American Airlines has temporarily upped its first class cashew ratio. Photo: Chris Hoare/Flickr (Creative Commons)

American Airlines has temporarily upped its first class cashew ratio. Photo: Chris Hoare/Flickr (Creative Commons)

Do you often fly in American Airlines first class? Have you noticed the composition of the airline's nut mix has changed recently?

You have not been hallucinating. In a newsletter to employees this week, Hector Adler, vice president for flight service, said the airline had altered its nut composition in response to fluctuations in the global nut market. [I'm not making this up.]

"Our passengers are very astute," Adler said. "It’s true that there have been more cashews in the mix. Nuts are a commodity and are subject to forces of supply and demand, and earlier this year almond prices were on the rise, resulting in a larger percentage of cashews in the ramekins." 

But you should not get too comfortable with the new mix.

"The market has now shifted and we will be able to serve a new blend with more almonds and pecans, and fewer cashews, starting early next year," Adler said. 

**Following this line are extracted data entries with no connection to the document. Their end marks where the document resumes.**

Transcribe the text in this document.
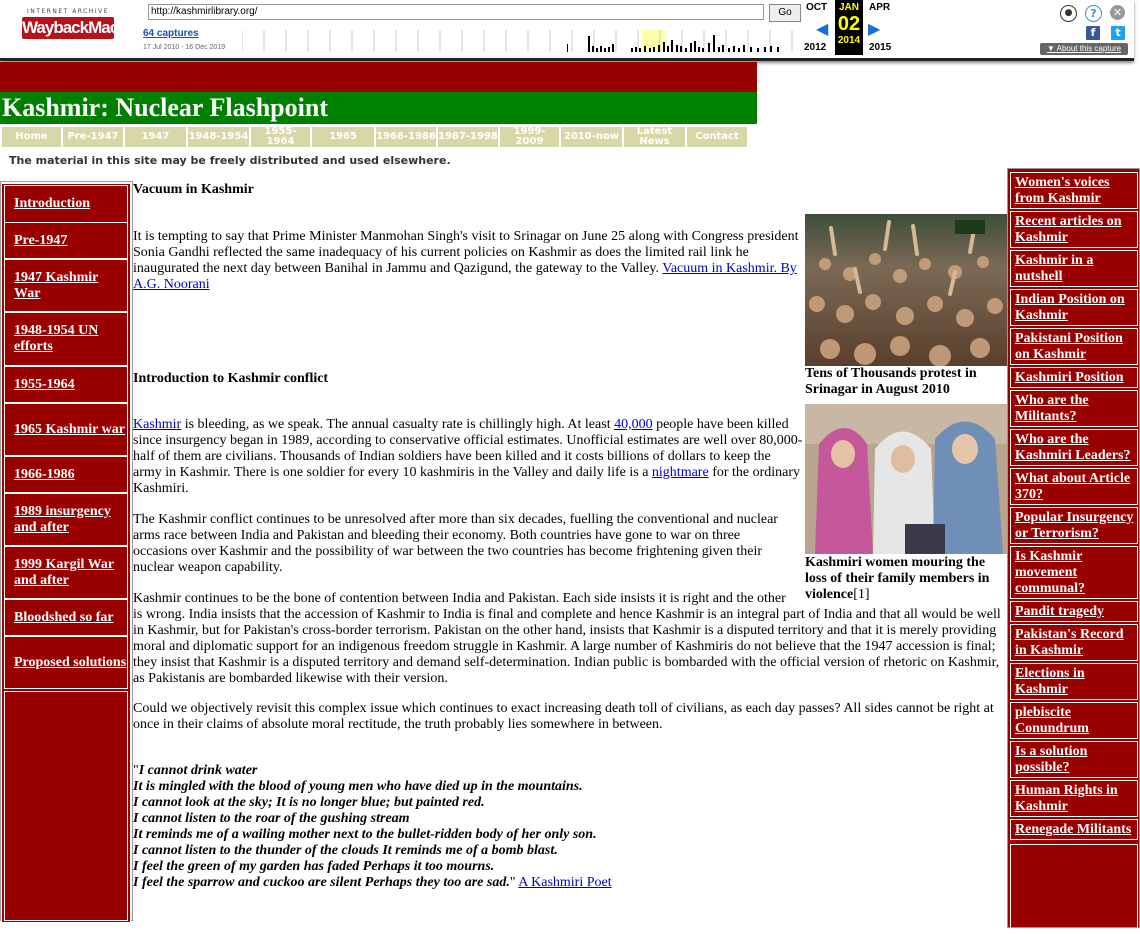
INTERNET ARCHIVE
WaybackMachine
http://kashmirlibrary.org/	Go
64 captures
17 Jul 2010 - 16 Dec 2019
OCT	JAN
02
2014
APR
◀ ▶
2012	2015
●	?	✕
f	t
▼ About this capture
Kashmir: Nuclear Flashpoint
Home	Pre-1947	1947	1948-1954	1955-1964	1965	1966-1986 1987-1998	1999-2009	2010-now	Latest News	Contact
The material in this site may be freely distributed and used elsewhere.
Introduction
Pre-1947
1947 Kashmir War
1948-1954 UN efforts
1955-1964
1965 Kashmir war
1966-1986
1989 insurgency and after
1999 Kargil War and after
Bloodshed so far
Proposed solutions
Women's voices from Kashmir
Recent articles on Kashmir
Kashmir in a nutshell
Indian Position on Kashmir
Pakistani Position on Kashmir
Kashmiri Position
Who are the Militants?
Who are the Kashmiri Leaders?
What about Article 370?
Popular Insurgency or Terrorism?
Is Kashmir movement communal?
Pandit tragedy
Pakistan's Record in Kashmir
Elections in Kashmir
plebiscite Conundrum
Is a solution possible?
Human Rights in Kashmir
Renegade Militants
Vacuum in Kashmir
It is tempting to say that Prime Minister Manmohan Singh's visit to Srinagar on June 25 along with Congress president Sonia Gandhi reflected the same inadequacy of his current policies on Kashmir as does the limited rail link he inaugurated the next day between Banihal in Jammu and Qazigund, the gateway to the Valley. Vacuum in Kashmir. By A.G. Noorani
Introduction to Kashmir conflict
Kashmir is bleeding, as we speak. The annual casualty rate is chillingly high. At least 40,000 people have been killed since insurgency began in 1989, according to conservative official estimates. Unofficial estimates are well over 80,000-half of them are civilians. Thousands of Indian soldiers have been killed and it costs billions of dollars to keep the army in Kashmir. There is one soldier for every 10 kashmiris in the Valley and daily life is a nightmare for the ordinary Kashmiri.
The Kashmir conflict continues to be unresolved after more than six decades, fuelling the conventional and nuclear arms race between India and Pakistan and bleeding their economy. Both countries have gone to war on three occasions over Kashmir and the possibility of war between the two countries has become frightening given their nuclear weapon capability.
Kashmir continues to be the bone of contention between India and Pakistan. Each side insists it is right and the other
is wrong. India insists that the accession of Kashmir to India is final and complete and hence Kashmir is an integral part of India and that all would be well in Kashmir, but for Pakistan's cross-border terrorism. Pakistan on the other hand, insists that Kashmir is a disputed territory and that it is merely providing moral and diplomatic support for an indigenous freedom struggle in Kashmir. A large number of Kashmiris do not believe that the 1947 accession is final; they insist that Kashmir is a disputed territory and demand self-determination. Indian public is bombarded with the official version of rhetoric on Kashmir, as Pakistanis are bombarded likewise with their version.
Could we objectively revisit this complex issue which continues to exact increasing death toll of civilians, as each day passes? All sides cannot be right at once in their claims of absolute moral rectitude, the truth probably lies somewhere in between.
"I cannot drink water
It is mingled with the blood of young men who have died up in the mountains.
I cannot look at the sky; It is no longer blue; but painted red.
I cannot listen to the roar of the gushing stream
It reminds me of a wailing mother next to the bullet-ridden body of her only son.
I cannot listen to the thunder of the clouds It reminds me of a bomb blast.
I feel the green of my garden has faded Perhaps it too mourns.
I feel the sparrow and cuckoo are silent Perhaps they too are sad." A Kashmiri Poet
Tens of Thousands protest in Srinagar in August 2010
Kashmiri women mouring the loss of their family members in violence[1]
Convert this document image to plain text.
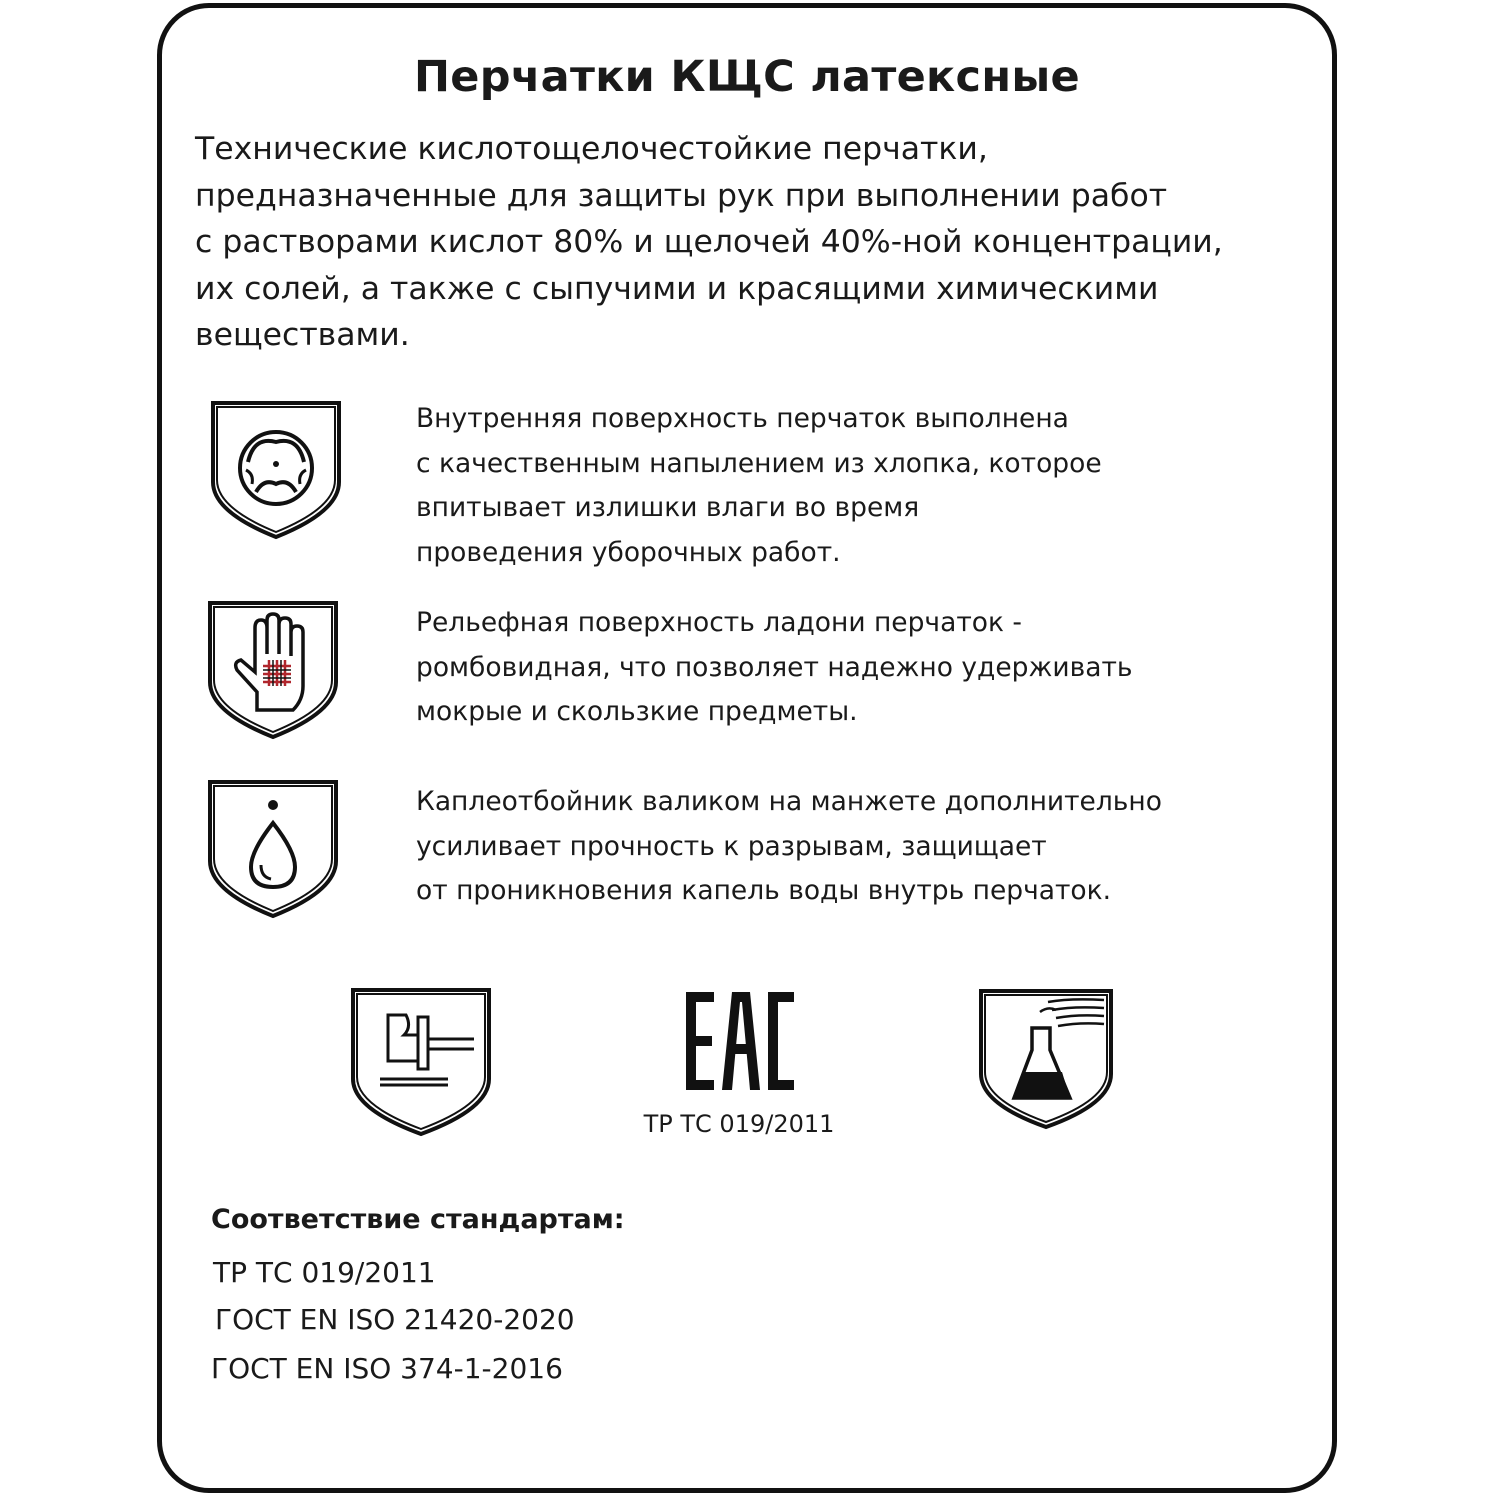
Перчатки КЩС латексные
Технические кислотощелочестойкие перчатки,
предназначенные для защиты рук при выполнении работ
с растворами кислот 80% и щелочей 40%-ной концентрации,
их солей, а также с сыпучими и красящими химическими
веществами.
Внутренняя поверхность перчаток выполнена
с качественным напылением из хлопка, которое
впитывает излишки влаги во время
проведения уборочных работ.
Рельефная поверхность ладони перчаток -
ромбовидная, что позволяет надежно удерживать
мокрые и скользкие предметы.
Каплеотбойник валиком на манжете дополнительно
усиливает прочность к разрывам, защищает
от проникновения капель воды внутрь перчаток.
ТР ТС 019/2011
Соответствие стандартам:
ТР ТС 019/2011
ГОСТ EN ISO 21420-2020
ГОСТ EN ISO 374-1-2016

In other news, American told employees it may eventually move to a cashless cabin on its regional jets. Almost all airlines only take credit cards now, but American Eagle flights still take cash. I recently flew American Eagle for the first time in years, and I was shocked when the flight attendant would not take my credit card. 

"Adding cashless cabin to our regional partners is something we’ll take a closer look at in 2016," Kenji Hashimoto, senior vice president for regional carriers, told employees. "In the past, the costs were seen as prohibitive."

Previously, American may been OK with different policies for American Eagle, but increasingly larger airlines want travelers to have a similar travel experience whether they fly on small jets or or big ones. 

"We’re doing and investing more to make the transition from regional to mainline flights more seamless for customers," Hashimoto said.